Post Midterms, Parties Signal Willingness to Compromise on Taxes

Post-election talk more about compromise than confrontation.

Nov. 9, 2010— -- When Congress returns on Monday for a lame-duck session devoted to taxes and spending, the key question for lawmakers will be what to do about the expiring Bush tax cuts. But whereas when lawmakers left town in September with little common ground in sight, they will return with both sides talking compromise.

Last week President Obama first sounded a conciliatory tone in his post-election press conference at the White House, a message he reiterated over the weekend.

"I recognize that both parties are going to have to work together and compromise to get something done here. But I want to make my priorities clear from the start. One: middle class families need permanent tax relief. And two: I believe we can't afford to borrow and spend another $700 billion on permanent tax cuts for millionaires and billionaires," the president said in his weekly address.

That is how much the White House says it will cost to extend the Bush tax cuts for all Americans, not just those making under $200,000 a year as the administration would prefer.

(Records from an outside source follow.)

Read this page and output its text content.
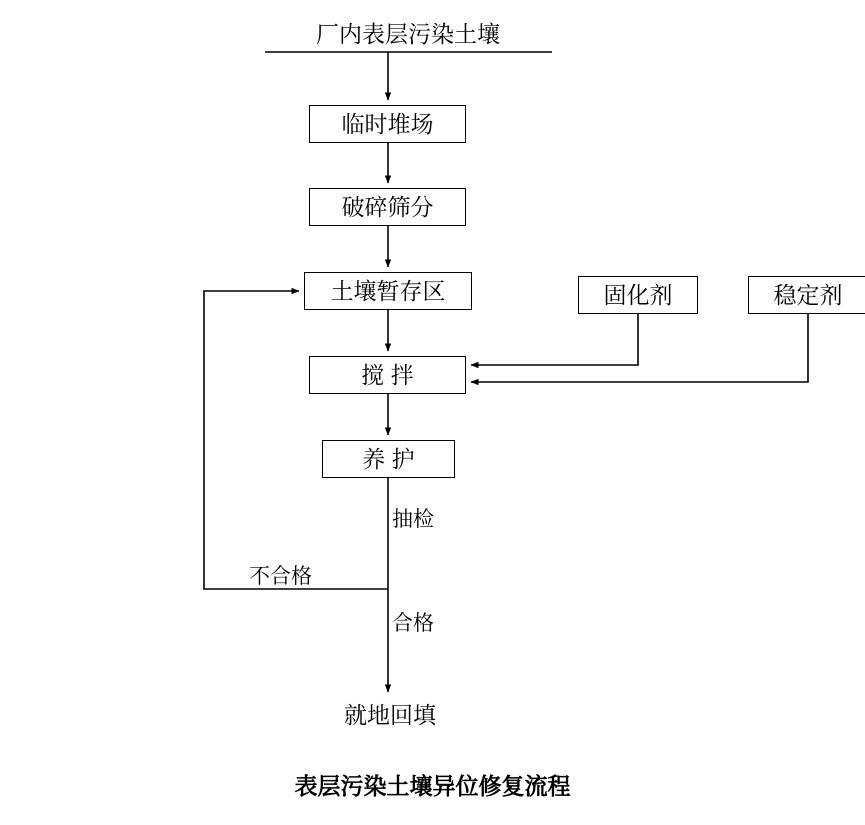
厂内表层污染土壤
临时堆场
破碎筛分
土壤暂存区
搅 拌
养 护
就地回填
固化剂	稳定剂
抽检
不合格
合格
表层污染土壤异位修复流程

But Republicans have held their ground, arguing against raising taxes for anyone as the country emerges from a severe recession. With Democrats now weakened by the midterms' resounding defeat that saw them lose the House altogether and six seats in the Senate, a compromise now appears likely.

In September Rep. John Boehner, the likely future Speaker of the House, proposed extending the tax cuts for the wealthiest Americans for two more years, while at the same time reducing discretionary spending to 2008 levels.

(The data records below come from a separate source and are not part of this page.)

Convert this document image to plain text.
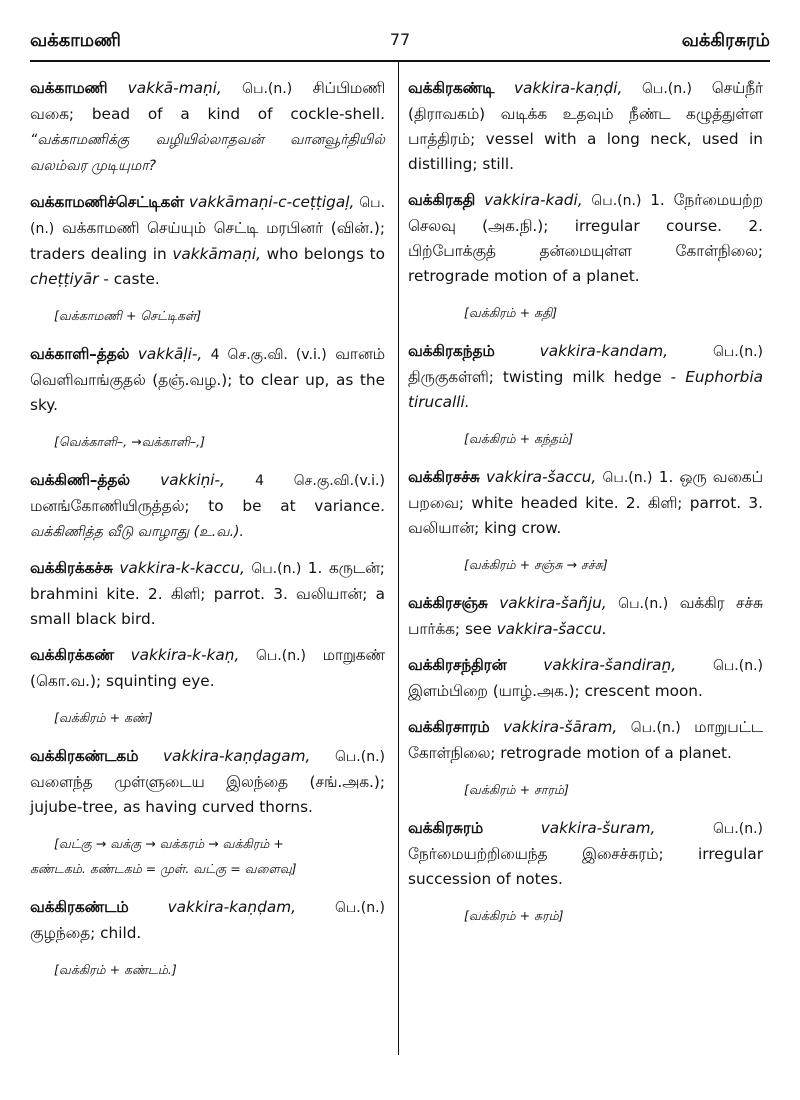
வக்காமணி	77	வக்கிரசுரம்
வக்காமணி vakkā-maṇi, பெ.(n.) சிப்பிமணி வகை; bead of a kind of cockle-shell. “வக்காமணிக்கு வழியில்லாதவன் வானவூர்தியில் வலம்வர முடியுமா?
வக்காமணிச்செட்டிகள் vakkāmaṇi-c-ceṭṭigaḷ, பெ.(n.) வக்காமணி செய்யும் செட்டி மரபினர் (வின்.); traders dealing in vakkāmaṇi, who belongs to cheṭṭiyār - caste.
[வக்காமணி + செட்டிகள்]
வக்காளி–த்தல் vakkāḷi-, 4 செ.கு.வி. (v.i.) வானம் வெளிவாங்குதல் (தஞ்.வழ.); to clear up, as the sky.
[வெக்காளி–, →வக்காளி–,]
வக்கிணி–த்தல் vakkiṇi-, 4 செ.கு.வி.(v.i.) மனங்கோணியிருத்தல்; to be at variance. வக்கிணித்த வீடு வாழாது (உ.வ.).
வக்கிரக்கச்சு vakkira-k-kaccu, பெ.(n.) 1. கருடன்; brahmini kite. 2. கிளி; parrot. 3. வலியான்; a small black bird.
வக்கிரக்கண் vakkira-k-kaṇ, பெ.(n.) மாறுகண் (கொ.வ.); squinting eye.
[வக்கிரம் + கண்]
வக்கிரகண்டகம் vakkira-kaṇḍagam, பெ.(n.) வளைந்த முள்ளுடைய இலந்தை (சங்.அக.); jujube-tree, as having curved thorns.
[வட்கு → வக்கு → வக்கரம் → வக்கிரம் +
கண்டகம். கண்டகம் = முள். வட்கு = வளைவு]
வக்கிரகண்டம்	vakkira-kaṇḍam,	பெ.(n.) குழந்தை; child.
[வக்கிரம் + கண்டம்.]
வக்கிரகண்டி vakkira-kaṇḍi, பெ.(n.) செய்நீர் (திராவகம்) வடிக்க உதவும் நீண்ட கழுத்துள்ள பாத்திரம்; vessel with a long neck, used in distilling; still.
வக்கிரகதி vakkira-kadi, பெ.(n.) 1. நேர்மையற்ற செலவு (அக.நி.); irregular course. 2. பிற்போக்குத் தன்மையுள்ள கோள்நிலை; retrograde motion of a planet.
[வக்கிரம் + கதி]
வக்கிரகந்தம்	vakkira-kandam,	பெ.(n.) திருகுகள்ளி; twisting milk hedge - Euphorbia tirucalli.
[வக்கிரம் + கந்தம்]
வக்கிரசச்சு vakkira-šaccu, பெ.(n.) 1. ஒரு வகைப் பறவை; white headed kite. 2. கிளி; parrot. 3. வலியான்; king crow.
[வக்கிரம் + சஞ்சு → சச்சு]
வக்கிரசஞ்சு vakkira-šañju, பெ.(n.) வக்கிர சச்சு பார்க்க; see vakkira-šaccu.
வக்கிரசந்திரன் vakkira-šandiraṉ,	பெ.(n.) இளம்பிறை (யாழ்.அக.); crescent moon.
வக்கிரசாரம் vakkira-šāram, பெ.(n.) மாறுபட்ட கோள்நிலை; retrograde motion of a planet.
[வக்கிரம் + சாரம்]
வக்கிரசுரம்	vakkira-šuram,	பெ.(n.) நேர்மையற்றியைந்த இசைச்சுரம்; irregular succession of notes.
[வக்கிரம் + சுரம்]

Asked on "60 Minutes" if such a deal were a possibility, the president replied, "I think that when we start getting specific like that, there's a basis for a conversation. I think that what that means is that – we can look at what the budget projections are. We can think about what the economy needs right now, given that it's still weak. And, hopefully, we can agree on a set of facts that leads to a compromise. But my number one priority coming into this is making sure that middle class families don't see their tax rates go up January 1."

The top Republican in the Senate, Mitch McConnell of Kentucky, said Sunday he sensed "some flexibility" from the White House.

"We're willing to start talking about getting an extension of some kind so that taxes don't go up on anybody," he said on "Face the Nation."

Two days earlier, in a speech at the conservative Heritage Foundation in Washington, McConnell stated, "There is no reason we can't work together to prevent a tax hike on small businesses."

The Kentucky lawmaker has introduced a bill in the Senate that would make all the Bush tax cuts permanent, an outcome that appears unlikely. But a compromise – such as extending all the tax cuts for at least two years – does appear to be in the works.

That two-year extension was the plan endorsed by another top Senate Republican earlier this week. Sen. Orrin Hatch of Utah, who is set to become the top GOP member on the Senate Finance Committee during the next Congress, said he was open to a short-term extension.

"A reasonable path forward should be on the table," Hatch told Dow Jones. "It would garner support from Democrats and Republicans alike. That path forward is an extension of all the tax relief well past the next election."

If Congress failed to take action, all Americans would see their taxes go up at the end of the year, an outcome that both parties want to avoid. While Democrats want to extend the tax cuts permanently for individuals making under $200,000 and couples making under $250,000, Republicans are adamant that all Americans avoid a tax hike.